Freshness and the daily crawl

Last reviewed 2026-06-11.

The daily crawl

A crawl runs every 24 hours. Each pass enumerates every active job_board, pulls the listing index, fetches detail HTML for new IDs, and enriches via the AI extraction pipeline (skills, salary, role category, experience level).

Rollup refresh schedule

  • Rollups (role_hiring_weekly, company_hiring_weekly, skill_weekly) recompute the same night the crawl completes.
  • Each row carries a refreshed_at timestamp that drives the as-of date on every entity page (Phase 0).

Why we show the as-of date

Strategy Rule §3: last-updated + as-of-date on every page.
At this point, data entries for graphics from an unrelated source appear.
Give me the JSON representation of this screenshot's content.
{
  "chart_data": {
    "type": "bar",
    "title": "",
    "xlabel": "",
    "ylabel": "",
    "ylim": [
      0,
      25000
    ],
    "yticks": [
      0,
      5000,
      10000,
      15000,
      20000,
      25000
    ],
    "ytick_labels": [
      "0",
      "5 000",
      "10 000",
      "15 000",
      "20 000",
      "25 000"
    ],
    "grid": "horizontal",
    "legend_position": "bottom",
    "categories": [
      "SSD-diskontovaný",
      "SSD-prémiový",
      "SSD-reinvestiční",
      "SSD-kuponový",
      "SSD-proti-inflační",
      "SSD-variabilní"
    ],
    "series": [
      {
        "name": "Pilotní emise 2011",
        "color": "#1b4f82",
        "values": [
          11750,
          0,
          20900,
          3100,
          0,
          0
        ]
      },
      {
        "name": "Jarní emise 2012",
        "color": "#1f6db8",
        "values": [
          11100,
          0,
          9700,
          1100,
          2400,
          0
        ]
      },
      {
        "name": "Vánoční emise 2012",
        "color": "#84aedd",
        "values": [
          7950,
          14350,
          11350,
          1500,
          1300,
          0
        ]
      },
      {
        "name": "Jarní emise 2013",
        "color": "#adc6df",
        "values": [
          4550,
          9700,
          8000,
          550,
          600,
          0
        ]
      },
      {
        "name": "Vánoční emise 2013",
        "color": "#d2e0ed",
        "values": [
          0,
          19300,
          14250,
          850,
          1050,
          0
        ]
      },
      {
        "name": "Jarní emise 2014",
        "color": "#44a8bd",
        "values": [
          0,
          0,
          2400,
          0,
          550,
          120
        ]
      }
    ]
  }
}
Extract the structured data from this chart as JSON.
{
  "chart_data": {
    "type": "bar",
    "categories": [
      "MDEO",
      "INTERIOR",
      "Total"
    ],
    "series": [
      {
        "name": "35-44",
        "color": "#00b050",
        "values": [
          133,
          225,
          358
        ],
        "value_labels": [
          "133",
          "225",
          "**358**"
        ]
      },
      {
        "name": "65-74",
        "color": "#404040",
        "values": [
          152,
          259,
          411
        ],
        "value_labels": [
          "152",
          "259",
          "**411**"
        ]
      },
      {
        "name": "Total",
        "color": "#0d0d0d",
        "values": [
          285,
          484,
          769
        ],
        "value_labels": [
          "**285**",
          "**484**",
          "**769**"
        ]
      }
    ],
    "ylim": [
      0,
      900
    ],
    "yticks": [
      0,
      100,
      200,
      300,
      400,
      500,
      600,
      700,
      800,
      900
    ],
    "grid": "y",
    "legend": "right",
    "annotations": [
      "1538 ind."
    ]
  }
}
The <LastUpdated>component reads the rollup's refreshed_at, renders it inside a <time dateTime>tag (machine-readable), and the page's JSON-LD dateModified field matches. Together these give Google a freshness signal it can actually trust.
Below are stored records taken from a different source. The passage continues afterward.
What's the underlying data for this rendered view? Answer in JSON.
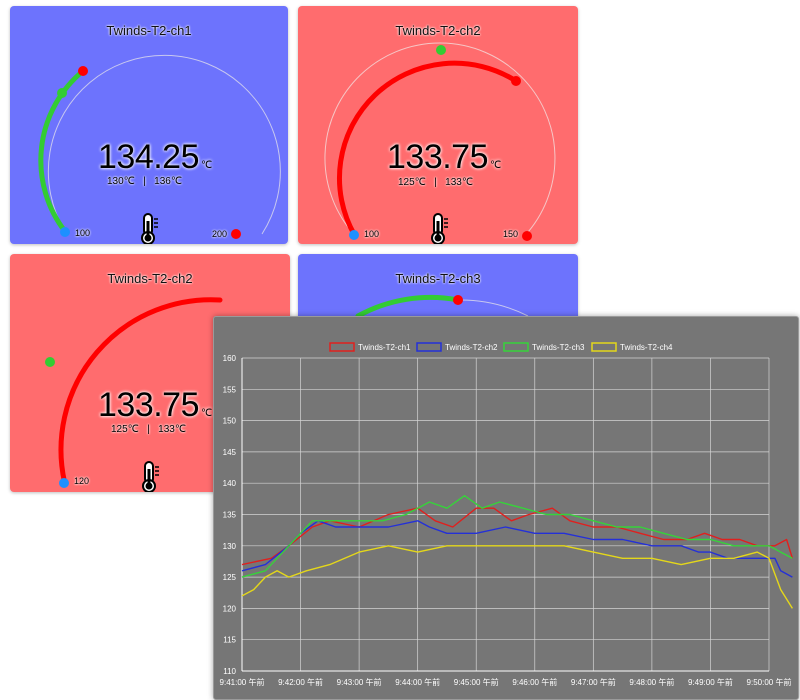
{
  "gauges": [
    {
      "title": "Twinds-T2-ch1",
      "value": "134.25",
      "unit": "℃",
      "range": "130℃   |   136℃",
      "min": "100",
      "max": "200",
      "color": "#6d73fd"
    },
    {
      "title": "Twinds-T2-ch2",
      "value": "133.75",
      "unit": "℃",
      "range": "125℃   |   133℃",
      "min": "100",
      "max": "150",
      "color": "#ff6c6e"
    },
    {
      "title": "Twinds-T2-ch2",
      "value": "133.75",
      "unit": "℃",
      "range": "125℃   |   133℃",
      "min": "120",
      "max": "",
      "color": "#ff6c6e"
    },
    {
      "title": "Twinds-T2-ch3",
      "value": "",
      "unit": "",
      "range": "",
      "min": "",
      "max": "",
      "color": "#6d73fd"
    }
  ],
  "icons": {
    "thermometer": "thermometer-icon"
  },
  "chart_data": {
    "type": "line",
    "title": "",
    "xlabel": "",
    "ylabel": "",
    "ylim": [
      110,
      160
    ],
    "yticks": [
      110,
      115,
      120,
      125,
      130,
      135,
      140,
      145,
      150,
      155,
      160
    ],
    "x_tick_labels": [
      "9:41:00 午前",
      "9:42:00 午前",
      "9:43:00 午前",
      "9:44:00 午前",
      "9:45:00 午前",
      "9:46:00 午前",
      "9:47:00 午前",
      "9:48:00 午前",
      "9:49:00 午前",
      "9:50:00 午前"
    ],
    "x_unit": "minutes after 9:41:00",
    "legend_position": "top-center",
    "grid": true,
    "series": [
      {
        "name": "Twinds-T2-ch1",
        "color": "#e0201e",
        "x": [
          0.0,
          0.5,
          0.8,
          1.2,
          1.5,
          2.0,
          2.5,
          3.0,
          3.3,
          3.6,
          4.0,
          4.3,
          4.6,
          4.9,
          5.3,
          5.6,
          6.0,
          6.4,
          6.8,
          7.2,
          7.6,
          7.9,
          8.2,
          8.5,
          8.8,
          9.1,
          9.3,
          9.4
        ],
        "y": [
          127,
          128,
          130,
          133,
          134,
          133,
          135,
          136,
          134,
          133,
          136,
          136,
          134,
          135,
          136,
          134,
          133,
          133,
          132,
          131,
          131,
          132,
          131,
          131,
          130,
          130,
          131,
          128
        ]
      },
      {
        "name": "Twinds-T2-ch2",
        "color": "#2430d8",
        "x": [
          0.0,
          0.4,
          0.8,
          1.0,
          1.3,
          1.6,
          2.0,
          2.5,
          3.0,
          3.2,
          3.5,
          4.0,
          4.5,
          5.0,
          5.5,
          6.0,
          6.5,
          7.0,
          7.5,
          7.8,
          8.0,
          8.3,
          8.6,
          8.9,
          9.1,
          9.2,
          9.4
        ],
        "y": [
          126,
          127,
          130,
          132,
          134,
          133,
          133,
          133,
          134,
          133,
          132,
          132,
          133,
          132,
          132,
          131,
          131,
          130,
          130,
          129,
          129,
          128,
          128,
          128,
          128,
          126,
          125
        ]
      },
      {
        "name": "Twinds-T2-ch3",
        "color": "#36d33a",
        "x": [
          0.0,
          0.4,
          0.8,
          1.2,
          1.6,
          2.0,
          2.4,
          2.8,
          3.2,
          3.5,
          3.8,
          4.1,
          4.4,
          4.8,
          5.2,
          5.6,
          6.0,
          6.4,
          6.8,
          7.2,
          7.6,
          8.0,
          8.4,
          8.8,
          9.0,
          9.2,
          9.4
        ],
        "y": [
          125,
          126,
          130,
          134,
          134,
          134,
          134,
          135,
          137,
          136,
          138,
          136,
          137,
          136,
          135,
          135,
          134,
          133,
          133,
          132,
          131,
          131,
          130,
          130,
          130,
          129,
          128
        ]
      },
      {
        "name": "Twinds-T2-ch4",
        "color": "#e4d71a",
        "x": [
          0.0,
          0.2,
          0.4,
          0.6,
          0.8,
          1.1,
          1.5,
          2.0,
          2.5,
          3.0,
          3.5,
          4.0,
          4.5,
          5.0,
          5.5,
          6.0,
          6.5,
          7.0,
          7.5,
          8.0,
          8.4,
          8.8,
          9.0,
          9.2,
          9.4
        ],
        "y": [
          122,
          123,
          125,
          126,
          125,
          126,
          127,
          129,
          130,
          129,
          130,
          130,
          130,
          130,
          130,
          129,
          128,
          128,
          127,
          128,
          128,
          129,
          128,
          123,
          120
        ]
      }
    ]
  }
}
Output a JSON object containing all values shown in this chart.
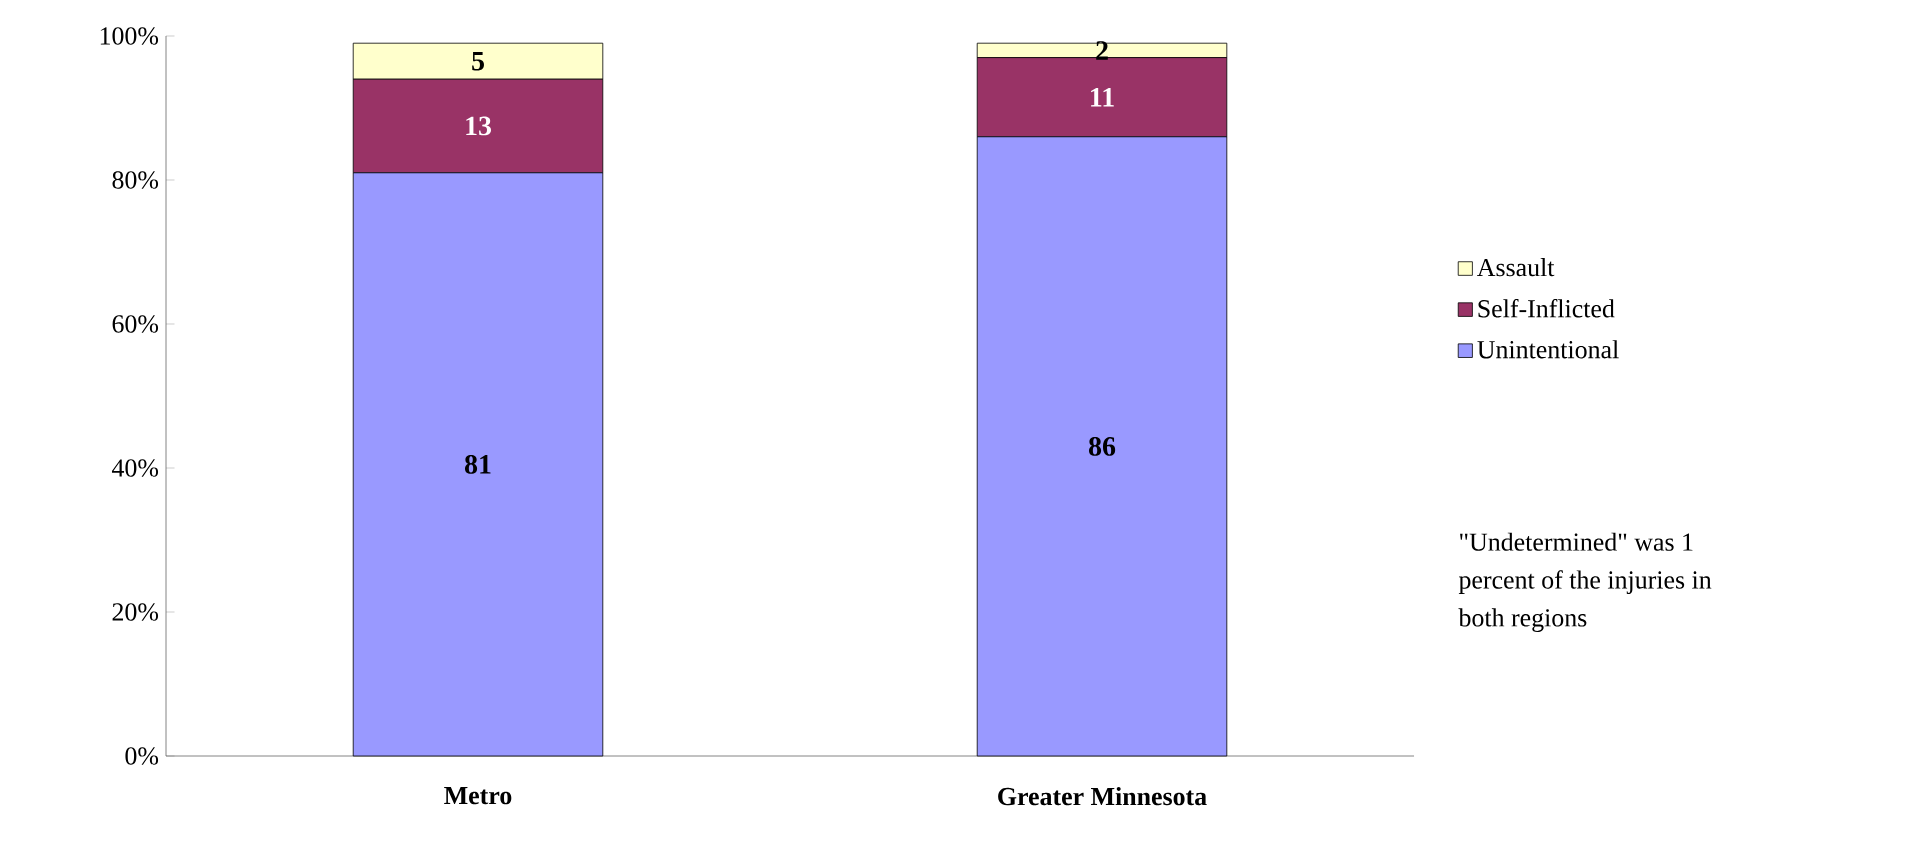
{
  "chart_data": {
    "type": "bar",
    "stacked": true,
    "categories": [
      "Metro",
      "Greater Minnesota"
    ],
    "series": [
      {
        "name": "Unintentional",
        "color": "#9999ff",
        "values": [
          81,
          86
        ]
      },
      {
        "name": "Self-Inflicted",
        "color": "#993366",
        "values": [
          13,
          11
        ]
      },
      {
        "name": "Assault",
        "color": "#ffffcc",
        "values": [
          5,
          2
        ]
      }
    ],
    "ylim": [
      0,
      100
    ],
    "yticks": [
      {
        "value": 0,
        "label": "0%"
      },
      {
        "value": 20,
        "label": "20%"
      },
      {
        "value": 40,
        "label": "40%"
      },
      {
        "value": 60,
        "label": "60%"
      },
      {
        "value": 80,
        "label": "80%"
      },
      {
        "value": 100,
        "label": "100%"
      }
    ],
    "data_labels": true,
    "grid": false,
    "legend": "right",
    "annotations": [
      "\"Undetermined\" was 1 percent of the injuries in both regions"
    ]
  }
}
What happens on a failed crawl

If the daily crawl fails for a specific job_board, its rows keep their last-good refreshed_at and the entity page surfaces an older timestamp. The daily-ops dashboard tracks board-level staleness so failures don't go unnoticed.

See it on a live page

  • /stacks/typescript— the “Updated” line under the demand-share card reads from the rollup's refreshed_at.
  • /sitemap.xml — every URL carries a <lastmod> sourced from the same timestamps.